In spite of the long-standing cult status of Mexican Pizza among South Asian communities in the U.S. with dietary restrictions (here’s one beautiful homage to that), Taco Bell’s veg-friendly rep didn’t happen right away. In fact, that Taco Bell’s devastating 2006 E.coli outbreak was linked to its romaine shows how much things have changed. From the piece:

In some ways, it started back in 2015, when Taco Bell became the first national chain to offer menu items certified by the American Vegetarian Association. “We sell more than 350 million vegetarian menu items each year,” then-CEO Brian Niccol said at the time, “but until now [we] haven’t been vocal about it.” In 2019, a year after it removed artificial colors and flavors from its core menu, the company launched a stand-alone vegetarian menu section, earning it more attention in lifestyle circles. Nowadays, even PETA touts the bounty of vegetarian and vegan options at Taco Bell.

One fact that blew my mind is that the company (somewhat recently) said that the second most-ordered menu item is a bean burrito, which is vegan, vegetarian, and fortifying with the right hot sauce. In the piece, I also get into how last month Taco Bell returned potatoes to the menu after a huge uproar (especially from its meat-eschewing faithful) erupted last summer when they were removed. Between that, the veg menu, and the reveal that Taco Bell is launching a new plant-based protein with Beyond Meat this year, are we looking at — dare I say it — a slightly progressive fast-food institution?

Now now now, before you hit delete or cancel me, I’m NOT SAYING fast food is #actuallygood or wholly a bastion of rectitude. But one of my eternal arguments is that fast food gives us a way to see our complicated selves, especially as we either change and adapt or stubbornly stand still. That can mean ditching styrofoam, swearing off deforestation, embracing ghost peppers or whatever, paying or not paying better wages, putting plant-based burgers in peoples’ maws for the first time, moving in and out of city centers, or generally giving people more ways to eat meatless.

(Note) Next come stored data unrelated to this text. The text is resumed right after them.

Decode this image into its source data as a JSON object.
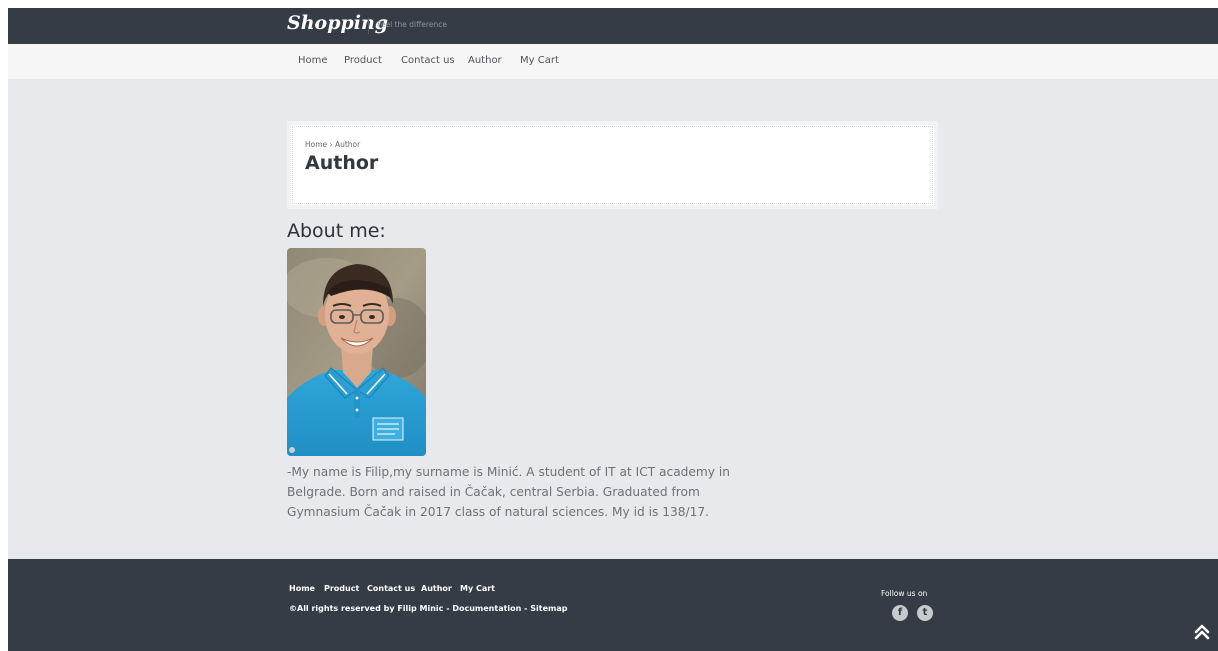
{
  "header": {
    "logo": "Shopping",
    "tagline": "Feel the difference"
  },
  "nav": {
    "items": [
      {
        "label": "Home"
      },
      {
        "label": "Product"
      },
      {
        "label": "Contact us"
      },
      {
        "label": "Author"
      },
      {
        "label": "My Cart"
      }
    ]
  },
  "breadcrumb": {
    "home": "Home",
    "separator": "›",
    "current": "Author"
  },
  "page": {
    "title": "Author",
    "about_heading": "About me:",
    "bio": "-My name is Filip,my surname is Minić. A student of IT at ICT academy in Belgrade. Born and raised in Čačak, central Serbia. Graduated from Gymnasium Čačak in 2017 class of natural sciences. My id is 138/17."
  },
  "footer": {
    "links": [
      {
        "label": "Home"
      },
      {
        "label": "Product"
      },
      {
        "label": "Contact us"
      },
      {
        "label": "Author"
      },
      {
        "label": "My Cart"
      }
    ],
    "copyright": "©All rights reserved by Filip Minic",
    "sep": "-",
    "documentation": "Documentation",
    "sitemap": "Sitemap",
    "follow": "Follow us on",
    "facebook_glyph": "f",
    "twitter_glyph": "t",
    "icons": [
      "facebook-icon",
      "twitter-icon",
      "scroll-to-top-icon"
    ]
  },
  "colors": {
    "header_bg": "#353c45",
    "nav_bg": "#f6f6f6",
    "content_bg": "#e7e9ec",
    "text": "#6d7276"
  }
}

For me, different versions of this conversation have come up in the few last weeks. Last month, I had probably the best and most substantive talk about fast food ever on the Special Sauce podcast with Dr. Marcia Chatelain and host Ed Levine. Dr. Chatelain’s book Franchise is about how, through an unlikely (and ultimately cynical) partnership between President Richard Nixon, fast-food companies, and civil rights leaders, fast food emerged as an avenue for Black capitalism and economic opportunity in the wake of the Kerner Report and the riots that followed MLK’s assassination in cities around the U.S. In it, we talk about how and where our books overlap and diverge and the allure of fast food in general as well as the wild and varied roles it plays in American society.

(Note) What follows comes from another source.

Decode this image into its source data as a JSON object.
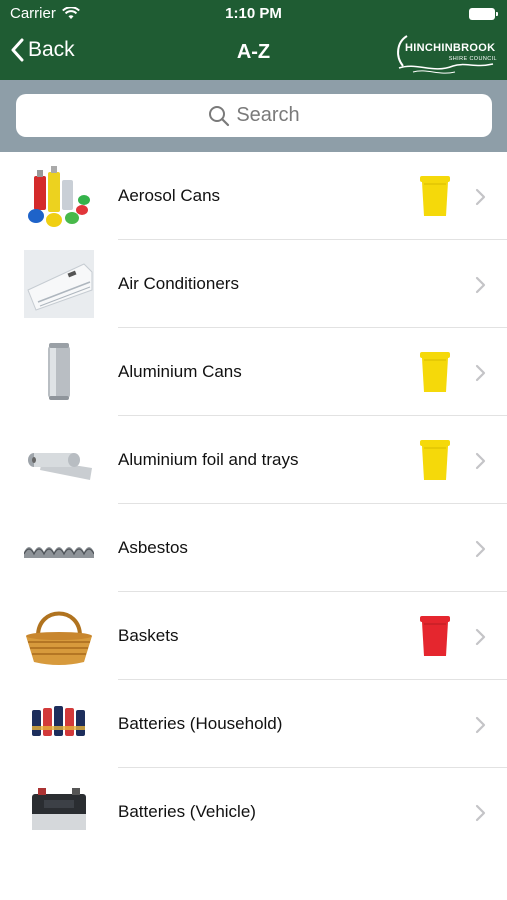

A few days later, I got to participate in a talk on Twitter Spaces with Bill Oakley, the former Simpsons head writer and current fast-food master curator, and Mike Haracz, the former corporate chef at McDonald’s. One topic we got into was the purchasing power of a place like McDonald’s and the effects it can have. It obviously manifests in a ton of ways, but here are two:

  1. Haracz explained that if a company like McDonald’s hypothetically decided to put an item with blueberries on the menu, they’d have to plan it 2–3 years in advance because, otherwise, it would decimate the world’s supply of blueberries. That’s how big they are.
  2. We also got into one of my other favorite fast-food stats, which is that McDonald’s uses almost five percent(!!!) of the eggs produced in the United States. That means that when McDonald’s makes the decision to use cage-free eggs in its Egg McMuffins (which it has), it pushes the entire food system to do the same.

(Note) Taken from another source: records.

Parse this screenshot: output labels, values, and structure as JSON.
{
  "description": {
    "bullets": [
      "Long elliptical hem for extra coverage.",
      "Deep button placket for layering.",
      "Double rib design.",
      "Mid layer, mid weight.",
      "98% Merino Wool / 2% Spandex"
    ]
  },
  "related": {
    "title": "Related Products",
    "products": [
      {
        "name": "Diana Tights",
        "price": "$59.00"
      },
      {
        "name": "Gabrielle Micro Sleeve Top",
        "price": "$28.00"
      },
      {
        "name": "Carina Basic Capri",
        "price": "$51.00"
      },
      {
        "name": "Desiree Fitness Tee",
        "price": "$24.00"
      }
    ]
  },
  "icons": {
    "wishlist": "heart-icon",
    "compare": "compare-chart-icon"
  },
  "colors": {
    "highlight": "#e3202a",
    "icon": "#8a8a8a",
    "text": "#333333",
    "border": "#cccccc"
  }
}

All this leads back to one more opportunity for me to drop yet another name in this post. While writing Drive-Thru Dreams, I interviewed Michael Pollan, who has been on a quest to get us to cook and eat better for decades now. As we talked fast food and the greater good, he credited food activists and public intellectuals for creating a movement that managed to extract new, ostensibly beneficial concessions from fast-food companies. In the same conversation, he also explained that once during a talk, he asked the audience how they would feel if McDonald’s suddenly went totally organic, stopped using corn syrup in their food and sodas, and made their fries healthier. Apparently, everyone hated the idea.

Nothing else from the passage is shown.